Last week Mercer, now a senior who no longer does any placekicking, filed a federal lawsuit against Duke, maintaining that the school and Goldsmith discriminated against her because she is a woman. She says if a judgment favorable to her results in a monetary award, she will use the money to establish a scholarship fund to help other female kickers. Around the Duke athletic department, Mercer's once-celebrated 28-yard kick is now described as "wobbly," a floater that barely cleared the uprights. She has become the enemy.
When Mercer talks about Goldsmith and her experiences with his team, her lips quiver and she stares off into space. "I had always believed that quote from Eleanor Roosevelt, 'Nobody can make you feel inferior without your permission,' " Mercer said the other day. "Goldsmith took that from me." She was weeping.
Goldsmith isn't talking. "Fred got carried away after that spring game, he got excited," says one of his assistants, Fred Chatham. "He should have never said she was on the team. I said, 'Coach, she's not very good.' And Fred said, 'Oh, no. She'll work hard. She'll come around.' He sympathized with her cause. He saw his own two daughters through her. The fact is, she just didn't have the talent to kick at this level, as Fred came to see."
In her complaint Mercer alleges that Goldsmith asked her during a phone conversation why she was interested in football and why she didn't "participate in beauty pageants instead." In an interview last week Mercer maintained that Duke's sports information director, Mike Cragg, who was on the line for part of the call, later acknowledged to her that Goldsmith had made that remark. "That," Cragg says, "is a total lie."
To which Mercer responds, "If he says he didn't hear it, then that's a lie."
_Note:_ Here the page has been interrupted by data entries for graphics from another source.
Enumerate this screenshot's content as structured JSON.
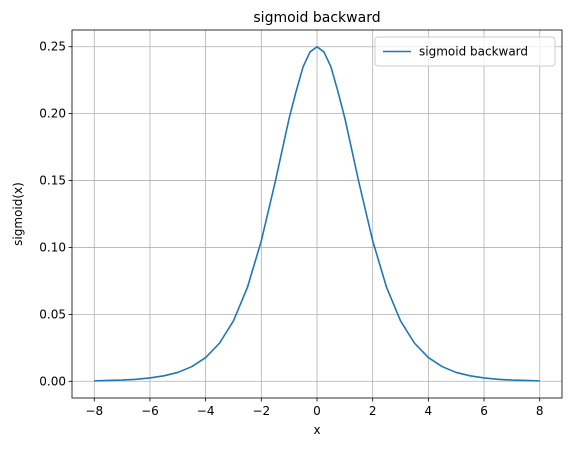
{
  "chart_data": {
    "type": "line",
    "title": "sigmoid backward",
    "xlabel": "x",
    "ylabel": "sigmoid(x)",
    "xlim": [
      -8.8,
      8.8
    ],
    "ylim": [
      -0.0125,
      0.2625
    ],
    "xticks": [
      -8,
      -6,
      -4,
      -2,
      0,
      2,
      4,
      6,
      8
    ],
    "xtick_labels": [
      "−8",
      "−6",
      "−4",
      "−2",
      "0",
      "2",
      "4",
      "6",
      "8"
    ],
    "yticks": [
      0.0,
      0.05,
      0.1,
      0.15,
      0.2,
      0.25
    ],
    "ytick_labels": [
      "0.00",
      "0.05",
      "0.10",
      "0.15",
      "0.20",
      "0.25"
    ],
    "grid": true,
    "legend": {
      "placement": "upper-right",
      "entries": [
        "sigmoid backward"
      ]
    },
    "series": [
      {
        "name": "sigmoid backward",
        "color": "#1f77b4",
        "x": [
          -8,
          -7.5,
          -7,
          -6.5,
          -6,
          -5.5,
          -5,
          -4.5,
          -4,
          -3.5,
          -3,
          -2.5,
          -2,
          -1.5,
          -1,
          -0.75,
          -0.5,
          -0.25,
          0,
          0.25,
          0.5,
          0.75,
          1,
          1.5,
          2,
          2.5,
          3,
          3.5,
          4,
          4.5,
          5,
          5.5,
          6,
          6.5,
          7,
          7.5,
          8
        ],
        "y": [
          0.0003,
          0.0006,
          0.0009,
          0.0015,
          0.0025,
          0.0041,
          0.0066,
          0.0109,
          0.0177,
          0.0285,
          0.0452,
          0.0701,
          0.105,
          0.1491,
          0.1966,
          0.2167,
          0.235,
          0.2461,
          0.25,
          0.2461,
          0.235,
          0.2167,
          0.1966,
          0.1491,
          0.105,
          0.0701,
          0.0452,
          0.0285,
          0.0177,
          0.0109,
          0.0066,
          0.0041,
          0.0025,
          0.0015,
          0.0009,
          0.0006,
          0.0003
        ]
      }
    ]
  }
}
This is Duke, you will recall, the normally civilized collegiate oasis in Durham, N.C., the university that proves annually that the phrase student-athlete is not an oxymoron. To honor federal antidiscrimination law, all Goldsmith had to do was treat Mercer without regard to her sex. Easy to say.
Mercer was a good, not exceptional, kicker at Yorktown High in Yorktown Heights, N.Y. As a senior she made 28 of 31 extra point attempts and four of seven field goal tries. Her longest field goal was a 33-yarder. Her team won the state Class B title. She was named third-team all-state. She was accurate. She was calm in the face of a rush. Her kicks lacked oomph.
In September 1994—with Duke's season under way and Goldsmith set for kickers—Mercer asked him for a tryout. He said yes, and in doing so began a series of well-meaning gestures in which he failed to treat Mercer like one of the boys. A male with her level of kicking skill would have been told to wait for spring practice. In April '95 a male freshman with her kicking skill would not have been chosen to play in the intrasquad game. Goldsmith had created his own little affirmative-action program.
In her sophomore and junior years the men on the team who had Mercer's middling skills and immense devotion were given a game uniform and allowed on the sidelines, not because they would ever see a down of action but as a reward for being used in practice as human tackling dummies. Goldsmith didn't want Mercer, who is 5'9" and 145 pounds, to be a tackling dummy, despite her willingness to be one. In the odd way of modern law he may have violated her rights.